The LLM is bounded by it's training data, and relying on it means we are as well.

I don't understand this mindset, why is it people on here think humans have some kind of magical ability machines don't or can't? Five years ago I would never have predicted this kind of human chauvinism here. It's some kind of weird romanticism almost.
Maybe because everything LLM-written is written in the same style with no creativity, diversity, or idiosyncrasies? If all humans suddenly started writing in a single, bland, corporate style, that would be a tragedy, LLMs or not.
Because right now humans do have a magical ability machines don't. LLMs are a fuzzy reflection of what they've seen hundreds of times already, they don't have originality or intelligence (yet).

As a much more immediate practical matter, LLMs trained on LLM output makes them worse overall, they degrade from doing that. So the more LLM-prodoced content fills the web, the less useful it is as a data source for future LLM training. In addition to just being increasingly boring and vapid.

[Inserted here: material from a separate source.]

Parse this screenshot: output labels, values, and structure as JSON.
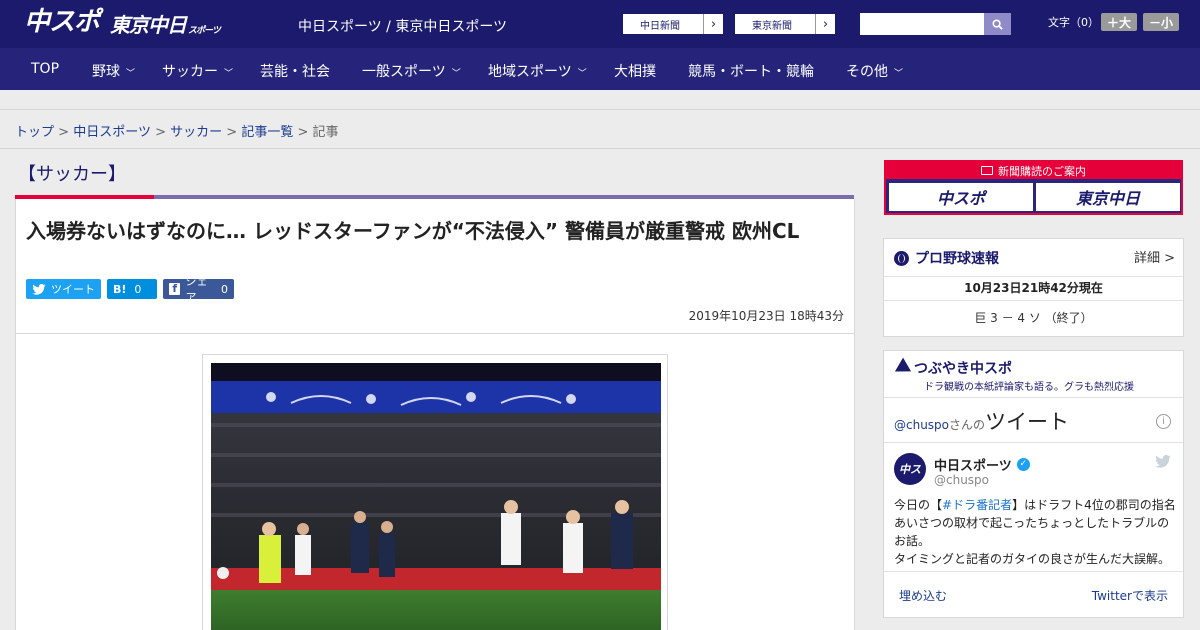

Saying they don't posses any level of intelligence is wild.
The intelligence is an emergent property of their ability to predict how a statement will proceed, therefore it is inevitably a reiteration or transformation at best. Lots of intelligent things can be produced from that, but nothing truly novel.
Human creativity is not only not being rewarded, but people are increasingly talking like consuming too few tokens is something that's actively used against them.